Une vieille femme se souvient d'un homme... Nous revenons en 1899, Abel est un vétéran de la Guerre Civile, il vit seul, sur la côte Pacifique, en compagnie d'un chien. Un événement va bouleverser son quotidien tranquille, deux hommes inquiétants volent son chien, et alors que la maladie ne lui laisse aucun répit, il va partir à leur poursuite. En alternance à ce récit crépusculaire et d'une beauté poignante, des chapitres nous offre une exploration de la part obscure du personnage, il se souvient, et nous nous retrouvons en 1864, avant, pendant et après la bataille meurtrière qui
eut lieu dans la forêt de la Wilderness. Les descriptions somptueuses de la nature environnante servent de révélateur à l'humeur des personnages ; les combats sont rendus saisissants par une écriture d'une précision chirurgicale, qui ne ménage jamais le lecteur, la violence explose entre les lignes, la nausée vous prend peu à peu, cette guerre porte en elle les prémices de la future boucherie de la guerre 14. La structure narrative est très habile, les différents personnages rencontrés par Abel offrant un point de vue décalé sur son itinéraire, on comprend au fil des pages, à mesure que se révèle les drames qui jalonnent son passé, ce qui l'a poussé vers la solitude.

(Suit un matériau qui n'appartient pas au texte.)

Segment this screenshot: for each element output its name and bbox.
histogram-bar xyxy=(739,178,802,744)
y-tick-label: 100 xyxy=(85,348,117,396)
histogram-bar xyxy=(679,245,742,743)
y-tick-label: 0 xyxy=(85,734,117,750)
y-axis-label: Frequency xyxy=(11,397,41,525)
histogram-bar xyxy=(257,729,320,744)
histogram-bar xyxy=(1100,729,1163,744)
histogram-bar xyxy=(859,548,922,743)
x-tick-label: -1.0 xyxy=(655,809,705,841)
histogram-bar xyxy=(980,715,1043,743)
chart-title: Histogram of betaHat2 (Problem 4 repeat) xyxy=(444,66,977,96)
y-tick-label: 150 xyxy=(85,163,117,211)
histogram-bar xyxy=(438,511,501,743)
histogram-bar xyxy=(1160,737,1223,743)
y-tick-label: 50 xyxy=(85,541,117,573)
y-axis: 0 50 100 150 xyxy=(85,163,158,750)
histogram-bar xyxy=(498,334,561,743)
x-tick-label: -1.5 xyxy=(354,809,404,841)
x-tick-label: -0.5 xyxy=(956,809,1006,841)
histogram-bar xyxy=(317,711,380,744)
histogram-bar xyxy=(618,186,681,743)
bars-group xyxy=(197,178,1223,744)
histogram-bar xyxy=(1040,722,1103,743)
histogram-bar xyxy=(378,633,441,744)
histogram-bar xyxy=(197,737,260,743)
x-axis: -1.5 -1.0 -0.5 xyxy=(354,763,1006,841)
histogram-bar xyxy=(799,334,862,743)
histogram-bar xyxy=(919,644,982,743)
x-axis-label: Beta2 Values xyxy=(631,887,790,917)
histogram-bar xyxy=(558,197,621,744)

Cette traversée de la nature sauvage est comme une renaissance, un viatique permettant d'échapper à une destruction totale de sa part d'humanité. On se penche parfois sur les traces que la mort d'autrui laisse en nous (pour Abel une femme, une fille, des compagnons lors des combats), sur le tourment et la souffrance du deuil. Or c'est une expérience décisive que le deuil, qui touche en profondeur, et qui peut influencer notre rapport au monde. La mort est ressentie comme quelque chose qui arrive, en situation de solitude - de part et d'autre -, à un autre, et sous la forme d'un anéantissement. Ce magnifique roman prend une dimension tragique, c'est un conflit qui ne peut se résoudre entre deux ordres : celui, inhumain, de ce qui n'apparaît pas, ne délivrant que des symptômes ou des signes, et celui, humain, qui se présente sous nos yeux dans la limpidité apparente du visible (une petite fille aveugle, des pleurs qui révèlent une angoisse si humaine, la nature). Or le tragique ici est comme un afflux de sens incontrôlable, qui nous montre la valeur positive d'un être humain dans sa confrontation avec un savoir qui est toujours une puissance supérieure. L'éditeur a été tellement enthousiasmé par ce premier roman qu'il a d'ores prit l'engagement de publier le second qui est en court d'écriture, et que l'on attend avec impatience.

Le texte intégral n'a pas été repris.